When Aly arrived my first response was, "She's wearing a bowler hat! I love it!" I IMMEDIATELY liked her. We hit it off instantly. Driving back to my house she kept saying "Whoa! Mountains!" I forget how amazing the mountains are here.

Over the course of just a few days we discovered we had a LOT in common, but beyond that it was more a paradoxical kindred connection that could not be rationally explained. The invisible forces that mystically guide our destiny intersected, creating an inexplicable cosmic event. By all accounts, we were meant to meet.
Aly is about to meet a fox

She is an actor - so am I.
She plays the Ukelele - So do I.
She grew up with shelties - Really? So did I!
She plays D&D? - I LOVE RPG!
She loves all things fantasy -Me too!!
. . .  and she writes?!?! I DO TOO!!!


We would talk and share and talk more and laugh and goof off like teenagers. We would stop and goo at the same things. We bought identical pens without knowing it. 

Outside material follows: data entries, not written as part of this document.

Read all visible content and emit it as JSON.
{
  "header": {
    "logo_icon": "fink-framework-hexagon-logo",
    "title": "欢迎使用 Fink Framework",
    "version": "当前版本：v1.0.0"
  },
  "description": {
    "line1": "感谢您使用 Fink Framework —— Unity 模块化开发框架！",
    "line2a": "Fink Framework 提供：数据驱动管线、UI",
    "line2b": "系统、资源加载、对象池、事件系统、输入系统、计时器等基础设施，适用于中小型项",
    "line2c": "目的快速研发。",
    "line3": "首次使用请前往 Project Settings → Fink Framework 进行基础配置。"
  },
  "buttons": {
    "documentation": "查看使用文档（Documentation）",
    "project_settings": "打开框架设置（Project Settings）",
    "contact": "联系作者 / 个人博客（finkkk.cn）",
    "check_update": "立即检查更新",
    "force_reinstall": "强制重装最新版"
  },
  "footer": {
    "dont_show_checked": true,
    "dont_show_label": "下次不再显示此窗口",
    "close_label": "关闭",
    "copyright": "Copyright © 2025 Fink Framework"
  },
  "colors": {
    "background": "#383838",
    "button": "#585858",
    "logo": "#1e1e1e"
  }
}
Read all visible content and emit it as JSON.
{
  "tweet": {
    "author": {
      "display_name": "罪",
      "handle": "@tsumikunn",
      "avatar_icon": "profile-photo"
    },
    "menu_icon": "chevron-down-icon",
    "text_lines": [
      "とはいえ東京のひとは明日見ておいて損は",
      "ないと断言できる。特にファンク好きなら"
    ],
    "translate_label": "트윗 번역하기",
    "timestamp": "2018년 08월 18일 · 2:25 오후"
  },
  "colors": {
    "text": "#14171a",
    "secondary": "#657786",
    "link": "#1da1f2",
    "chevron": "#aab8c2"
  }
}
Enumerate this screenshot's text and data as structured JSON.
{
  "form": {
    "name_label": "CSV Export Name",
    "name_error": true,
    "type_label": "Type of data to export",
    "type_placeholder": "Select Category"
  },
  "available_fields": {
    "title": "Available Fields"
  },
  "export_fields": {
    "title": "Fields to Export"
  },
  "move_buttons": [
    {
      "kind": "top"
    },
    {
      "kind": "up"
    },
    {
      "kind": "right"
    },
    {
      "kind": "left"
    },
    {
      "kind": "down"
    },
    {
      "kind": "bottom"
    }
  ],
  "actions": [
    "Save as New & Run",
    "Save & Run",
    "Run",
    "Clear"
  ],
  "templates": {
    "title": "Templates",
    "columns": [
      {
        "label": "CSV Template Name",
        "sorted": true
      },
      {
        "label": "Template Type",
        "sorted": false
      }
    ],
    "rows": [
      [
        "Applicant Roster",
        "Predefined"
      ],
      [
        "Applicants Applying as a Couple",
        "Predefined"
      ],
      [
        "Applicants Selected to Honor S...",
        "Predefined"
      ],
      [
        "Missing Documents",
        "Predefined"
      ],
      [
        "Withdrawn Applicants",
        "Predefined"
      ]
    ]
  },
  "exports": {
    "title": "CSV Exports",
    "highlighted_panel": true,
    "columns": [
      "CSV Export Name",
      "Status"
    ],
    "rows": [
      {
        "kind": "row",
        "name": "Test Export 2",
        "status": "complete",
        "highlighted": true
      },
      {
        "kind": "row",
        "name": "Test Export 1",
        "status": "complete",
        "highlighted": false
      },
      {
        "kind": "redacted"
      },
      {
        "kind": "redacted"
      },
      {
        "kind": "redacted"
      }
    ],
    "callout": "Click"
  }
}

It was like a part of me, a part of who I used to be, the happy, joyous part of me . . . returned. The young, carefree spirit, nymph-like in origin, of who I always believed I was but lost between marriage, kids, job, life . . . came back in the form of a person I had never met.

Since then we have stayed in contact and grown as friends. Her novel ON THE ISLE OF SOUND AND WONDER was released in November 2014. Aly's family has hit some hard times as her father was diagnosed with cancer and she is forging forward with a fundraiser to help with the medical expenses. As a way to help support her family Aly has set up a GiveForward account and Xchyler Publishing is GENEROUSLY giving ALL proceeds from her book made on MARCH 4th to this cause. I've always loved the support my publisher has given to us authors. It's a unique and wonderful partnership. 

When I decided to be an author I always had the goal of changing lives for the better, I didn't expect mine to be changed as well. 

Thanks Aly! 

There is always a room ready for you when you need it!